We are currently integrating 2 source systems for employee information where the second source system contains many of the employees from the original source system. The business key in the 2nd system prepends the “employeeId” with a 3-character source identifier. For example, my ID in the first system is “000123456” and “GSS-000123456” in the second system (numbers have been obfuscated to protect the innocent…though one might argue my innocence…but that’s a different matter entirely). The second system also contains employees from external entities (“non-integrated entities” or NIE). Thus, you might see another employee ID as “ABC-7890” in source 2.

We have chosen to create a same-as-link for relating sources 1 and 2 with matching employees, such as my example from above. We are also separating out the 2 source systems into their own satellites, according to DV2 best practices, hanging off the common hub (hub.Identity - the common name for “employee” in our system).

We’d like to create a PIT for the Identity hub and its two satellites but are a little perplexed as to how we might be able to include the same-as-link to join the records together to avoid having 2 records each in the PIT for the same employee.

One thought we had was to first build a Bridge with the hub and same-as-link. Then we would build the PIT on top of that Bridge. Although, that idea seems like it would deviate from DV2 a bit.

Ideas, please?

I reviewed my certification materials and realized that same-as-links can be included in the creation of the PITs. Has anyone ever done this? Have any sample pseudo-code you can/want to share?

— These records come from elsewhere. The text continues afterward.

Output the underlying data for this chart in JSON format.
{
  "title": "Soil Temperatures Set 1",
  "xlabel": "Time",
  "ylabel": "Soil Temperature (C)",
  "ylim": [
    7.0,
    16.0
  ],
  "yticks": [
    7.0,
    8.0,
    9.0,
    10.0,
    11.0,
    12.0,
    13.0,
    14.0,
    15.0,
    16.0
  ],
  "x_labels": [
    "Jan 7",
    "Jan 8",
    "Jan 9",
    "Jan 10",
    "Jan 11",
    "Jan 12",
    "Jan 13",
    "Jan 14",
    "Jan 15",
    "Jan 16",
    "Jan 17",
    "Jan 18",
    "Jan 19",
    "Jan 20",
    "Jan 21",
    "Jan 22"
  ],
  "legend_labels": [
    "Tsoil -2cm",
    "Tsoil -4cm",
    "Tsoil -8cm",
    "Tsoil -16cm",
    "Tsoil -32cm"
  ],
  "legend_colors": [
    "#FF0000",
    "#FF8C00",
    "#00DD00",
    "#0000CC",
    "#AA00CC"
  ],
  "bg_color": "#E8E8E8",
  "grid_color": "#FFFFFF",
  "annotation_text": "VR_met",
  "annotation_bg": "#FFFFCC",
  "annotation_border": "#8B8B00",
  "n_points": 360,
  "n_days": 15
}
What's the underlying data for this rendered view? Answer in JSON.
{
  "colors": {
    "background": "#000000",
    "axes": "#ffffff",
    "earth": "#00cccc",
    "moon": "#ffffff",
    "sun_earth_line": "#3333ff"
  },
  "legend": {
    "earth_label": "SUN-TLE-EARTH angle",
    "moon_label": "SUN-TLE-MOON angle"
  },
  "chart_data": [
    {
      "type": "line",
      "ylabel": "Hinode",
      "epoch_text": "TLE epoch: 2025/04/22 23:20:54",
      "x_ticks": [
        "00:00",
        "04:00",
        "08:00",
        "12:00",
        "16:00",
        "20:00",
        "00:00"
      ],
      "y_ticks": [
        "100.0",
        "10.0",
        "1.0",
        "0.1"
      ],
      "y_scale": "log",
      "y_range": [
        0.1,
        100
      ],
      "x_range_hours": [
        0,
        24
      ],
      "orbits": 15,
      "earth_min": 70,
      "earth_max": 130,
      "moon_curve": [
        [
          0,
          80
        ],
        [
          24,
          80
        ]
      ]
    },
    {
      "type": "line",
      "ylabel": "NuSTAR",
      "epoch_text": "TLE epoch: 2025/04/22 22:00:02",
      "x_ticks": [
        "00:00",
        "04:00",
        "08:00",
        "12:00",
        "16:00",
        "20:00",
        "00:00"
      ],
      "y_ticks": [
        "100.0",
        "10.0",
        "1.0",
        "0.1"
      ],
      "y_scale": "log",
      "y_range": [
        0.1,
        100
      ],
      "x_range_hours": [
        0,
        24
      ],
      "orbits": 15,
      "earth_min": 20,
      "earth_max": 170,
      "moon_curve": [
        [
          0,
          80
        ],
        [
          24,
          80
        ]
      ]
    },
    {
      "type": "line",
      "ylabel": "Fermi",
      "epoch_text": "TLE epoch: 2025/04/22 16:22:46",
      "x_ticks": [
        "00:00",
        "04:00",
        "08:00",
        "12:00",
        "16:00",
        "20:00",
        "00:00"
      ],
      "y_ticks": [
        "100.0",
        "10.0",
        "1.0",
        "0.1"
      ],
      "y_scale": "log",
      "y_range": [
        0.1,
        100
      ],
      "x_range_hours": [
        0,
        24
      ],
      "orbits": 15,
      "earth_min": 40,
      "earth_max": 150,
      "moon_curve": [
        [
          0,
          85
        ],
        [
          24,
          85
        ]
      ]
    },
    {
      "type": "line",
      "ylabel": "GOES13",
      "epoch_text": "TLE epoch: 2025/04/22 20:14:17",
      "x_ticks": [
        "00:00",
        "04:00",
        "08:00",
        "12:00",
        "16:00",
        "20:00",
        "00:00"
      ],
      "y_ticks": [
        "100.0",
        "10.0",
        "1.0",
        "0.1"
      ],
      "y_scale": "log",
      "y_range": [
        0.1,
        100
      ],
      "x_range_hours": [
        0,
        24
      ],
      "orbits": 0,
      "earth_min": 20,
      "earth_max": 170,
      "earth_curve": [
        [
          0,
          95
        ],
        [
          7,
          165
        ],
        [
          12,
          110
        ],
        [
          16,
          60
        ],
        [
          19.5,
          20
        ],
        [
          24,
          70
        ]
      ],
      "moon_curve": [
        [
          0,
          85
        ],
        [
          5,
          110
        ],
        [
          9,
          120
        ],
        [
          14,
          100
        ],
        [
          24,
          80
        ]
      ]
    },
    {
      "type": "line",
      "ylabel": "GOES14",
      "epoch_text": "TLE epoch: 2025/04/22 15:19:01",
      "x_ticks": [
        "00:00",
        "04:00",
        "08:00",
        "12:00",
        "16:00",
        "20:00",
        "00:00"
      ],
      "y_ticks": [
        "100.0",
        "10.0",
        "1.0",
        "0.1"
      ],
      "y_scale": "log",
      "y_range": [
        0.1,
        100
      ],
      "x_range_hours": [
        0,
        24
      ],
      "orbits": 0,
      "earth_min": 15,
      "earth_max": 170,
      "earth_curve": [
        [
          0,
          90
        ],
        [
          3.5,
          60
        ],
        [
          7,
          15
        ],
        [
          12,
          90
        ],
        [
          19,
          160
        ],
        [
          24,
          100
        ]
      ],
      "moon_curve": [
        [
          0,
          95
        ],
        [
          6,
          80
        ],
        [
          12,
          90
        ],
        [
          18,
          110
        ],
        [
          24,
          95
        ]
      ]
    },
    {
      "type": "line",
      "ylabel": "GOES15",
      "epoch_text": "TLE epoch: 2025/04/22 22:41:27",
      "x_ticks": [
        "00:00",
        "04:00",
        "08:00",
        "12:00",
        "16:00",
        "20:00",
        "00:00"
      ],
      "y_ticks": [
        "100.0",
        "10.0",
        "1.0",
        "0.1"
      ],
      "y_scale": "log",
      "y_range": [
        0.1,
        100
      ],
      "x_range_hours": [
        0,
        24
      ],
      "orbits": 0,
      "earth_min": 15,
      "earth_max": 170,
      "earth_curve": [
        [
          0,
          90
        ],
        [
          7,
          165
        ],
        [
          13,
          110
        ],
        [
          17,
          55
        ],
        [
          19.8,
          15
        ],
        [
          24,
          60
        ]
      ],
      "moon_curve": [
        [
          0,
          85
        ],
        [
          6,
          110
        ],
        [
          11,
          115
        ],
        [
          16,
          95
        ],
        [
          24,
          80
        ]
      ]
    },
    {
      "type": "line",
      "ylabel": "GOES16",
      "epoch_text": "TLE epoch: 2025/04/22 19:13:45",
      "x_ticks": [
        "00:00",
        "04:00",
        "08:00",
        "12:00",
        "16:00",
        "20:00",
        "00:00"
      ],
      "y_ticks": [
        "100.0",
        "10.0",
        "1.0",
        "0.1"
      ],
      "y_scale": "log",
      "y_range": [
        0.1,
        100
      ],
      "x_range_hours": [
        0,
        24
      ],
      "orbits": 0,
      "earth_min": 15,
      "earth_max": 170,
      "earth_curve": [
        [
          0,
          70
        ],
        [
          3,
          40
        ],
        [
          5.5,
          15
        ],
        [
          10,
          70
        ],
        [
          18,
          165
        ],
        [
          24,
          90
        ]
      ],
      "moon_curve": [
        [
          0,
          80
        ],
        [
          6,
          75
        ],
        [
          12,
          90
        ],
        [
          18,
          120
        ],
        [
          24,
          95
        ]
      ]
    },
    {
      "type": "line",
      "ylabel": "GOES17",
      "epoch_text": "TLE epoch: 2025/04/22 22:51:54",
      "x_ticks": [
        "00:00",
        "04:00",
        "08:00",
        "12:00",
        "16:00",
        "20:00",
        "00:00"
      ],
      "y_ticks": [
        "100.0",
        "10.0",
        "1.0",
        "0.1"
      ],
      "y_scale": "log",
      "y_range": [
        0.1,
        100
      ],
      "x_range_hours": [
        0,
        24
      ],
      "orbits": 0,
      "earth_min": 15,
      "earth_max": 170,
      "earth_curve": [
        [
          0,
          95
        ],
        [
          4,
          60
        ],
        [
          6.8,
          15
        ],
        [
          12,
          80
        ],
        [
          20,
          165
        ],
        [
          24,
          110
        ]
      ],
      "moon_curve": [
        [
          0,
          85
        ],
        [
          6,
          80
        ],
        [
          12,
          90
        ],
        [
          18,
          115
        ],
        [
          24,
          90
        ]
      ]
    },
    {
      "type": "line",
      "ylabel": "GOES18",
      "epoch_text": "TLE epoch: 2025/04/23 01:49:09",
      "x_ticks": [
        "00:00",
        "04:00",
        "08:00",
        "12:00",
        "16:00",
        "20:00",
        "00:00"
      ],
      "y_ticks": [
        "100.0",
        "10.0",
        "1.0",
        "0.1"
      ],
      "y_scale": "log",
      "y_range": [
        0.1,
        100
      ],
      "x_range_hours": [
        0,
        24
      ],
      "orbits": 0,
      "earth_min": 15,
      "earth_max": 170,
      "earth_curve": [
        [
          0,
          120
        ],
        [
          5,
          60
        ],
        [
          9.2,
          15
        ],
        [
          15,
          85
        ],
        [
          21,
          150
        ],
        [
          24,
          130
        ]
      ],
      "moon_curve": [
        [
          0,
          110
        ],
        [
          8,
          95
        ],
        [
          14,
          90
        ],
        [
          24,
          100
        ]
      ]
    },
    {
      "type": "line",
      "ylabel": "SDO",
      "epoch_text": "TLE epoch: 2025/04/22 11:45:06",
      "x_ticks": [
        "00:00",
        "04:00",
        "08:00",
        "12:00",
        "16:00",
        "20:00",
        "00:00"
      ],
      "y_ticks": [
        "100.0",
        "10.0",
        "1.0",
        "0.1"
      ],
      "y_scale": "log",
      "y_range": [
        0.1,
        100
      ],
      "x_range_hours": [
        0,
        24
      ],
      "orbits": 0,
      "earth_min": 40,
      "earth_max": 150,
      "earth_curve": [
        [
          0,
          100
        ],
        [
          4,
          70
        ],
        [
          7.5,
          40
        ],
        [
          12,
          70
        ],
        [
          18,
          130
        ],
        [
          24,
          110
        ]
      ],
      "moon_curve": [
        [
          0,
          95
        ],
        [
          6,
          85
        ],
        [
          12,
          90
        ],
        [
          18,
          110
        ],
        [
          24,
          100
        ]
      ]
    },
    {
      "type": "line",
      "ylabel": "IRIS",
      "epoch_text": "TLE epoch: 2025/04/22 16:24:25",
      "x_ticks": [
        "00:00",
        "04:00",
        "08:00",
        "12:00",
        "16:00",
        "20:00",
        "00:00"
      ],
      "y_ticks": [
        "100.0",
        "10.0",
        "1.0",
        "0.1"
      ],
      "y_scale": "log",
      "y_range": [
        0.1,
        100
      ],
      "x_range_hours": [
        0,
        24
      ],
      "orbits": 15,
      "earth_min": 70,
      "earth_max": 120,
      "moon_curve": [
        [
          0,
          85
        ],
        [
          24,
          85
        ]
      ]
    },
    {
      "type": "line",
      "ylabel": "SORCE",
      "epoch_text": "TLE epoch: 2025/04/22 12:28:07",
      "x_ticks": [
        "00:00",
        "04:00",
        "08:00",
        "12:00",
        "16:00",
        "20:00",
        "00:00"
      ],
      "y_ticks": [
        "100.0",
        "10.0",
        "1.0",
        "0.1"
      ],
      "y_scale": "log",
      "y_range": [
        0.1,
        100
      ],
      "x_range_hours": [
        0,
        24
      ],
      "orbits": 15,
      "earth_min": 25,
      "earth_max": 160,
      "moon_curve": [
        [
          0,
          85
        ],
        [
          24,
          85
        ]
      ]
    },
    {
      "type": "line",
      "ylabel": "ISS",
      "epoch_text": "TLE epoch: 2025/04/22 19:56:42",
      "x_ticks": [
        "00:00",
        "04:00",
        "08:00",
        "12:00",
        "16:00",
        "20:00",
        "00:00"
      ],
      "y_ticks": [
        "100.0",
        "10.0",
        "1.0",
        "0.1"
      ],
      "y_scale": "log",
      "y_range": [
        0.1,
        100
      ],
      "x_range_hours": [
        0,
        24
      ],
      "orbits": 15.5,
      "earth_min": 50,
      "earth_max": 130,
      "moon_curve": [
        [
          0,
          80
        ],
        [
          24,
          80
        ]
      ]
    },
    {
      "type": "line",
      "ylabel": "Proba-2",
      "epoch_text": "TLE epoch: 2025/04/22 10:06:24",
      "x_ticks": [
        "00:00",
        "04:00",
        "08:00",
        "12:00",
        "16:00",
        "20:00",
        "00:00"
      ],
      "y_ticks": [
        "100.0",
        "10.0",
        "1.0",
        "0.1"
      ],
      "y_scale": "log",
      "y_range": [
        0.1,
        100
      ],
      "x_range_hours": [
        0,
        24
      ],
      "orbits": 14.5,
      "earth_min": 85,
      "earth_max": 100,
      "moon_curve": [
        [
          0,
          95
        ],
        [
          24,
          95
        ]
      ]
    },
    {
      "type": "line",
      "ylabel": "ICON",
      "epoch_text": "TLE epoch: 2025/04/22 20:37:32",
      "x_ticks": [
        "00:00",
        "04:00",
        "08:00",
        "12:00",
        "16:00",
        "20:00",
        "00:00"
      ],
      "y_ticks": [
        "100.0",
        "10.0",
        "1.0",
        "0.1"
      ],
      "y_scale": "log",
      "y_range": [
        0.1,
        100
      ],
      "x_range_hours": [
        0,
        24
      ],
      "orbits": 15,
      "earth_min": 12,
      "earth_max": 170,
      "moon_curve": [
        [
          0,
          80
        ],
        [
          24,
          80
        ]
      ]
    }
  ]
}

Noel, did you look at the code in the DV-101 Baseline Course? There are code samples for a properly built PIT and Bridge. Remember, how a PIT or Bridge starts its life - on the full key sets. You can also build a PIT/Bridge hybrid. In the Same-As link, are you mastering the system 1 employees to the system 2 employees - or vice versa? Which is acting as the master key? How are you handling employees in system 1 that don’t exist in system 2; or that exist in system 2 but don’t exist in system 1? Using the Same-As link as Master Data would allow you to build a PIT focused on the Same-As link and join to the associated satellites, flattening out the key set - if that’s what you’re trying to do. You can build a PIT/Bridge hybrid to capture all of the keys sets - link, hubs, sats - in one flattened structure. Hope this helps.

1 Like

@cmeyersohn - Yes, this helps significantly.

At this point, we are using system 1 as the master; although, both systems actually receive their integrated employee data from another source system, which is the true master. Thus, only a full outer join would properly capture the data either system has because of the possibility that some data may exist in one and not the other and vice versa.

I will review the 101 course. Forgot to look there.

Thank you for the confirmation!

No problem, Noel. Happy Labor Day!

Hi Team,

Where can I get more information for these scenarios? I have a challenge now that entails exactly this type of scenario where I have multiple systems providing data for employees and with different data structures.

Was thinking on what would be the approach to design the Hub and Satellites and how you would build the SAL. I could not find a lot of information about these.

Thanks :slight_smile: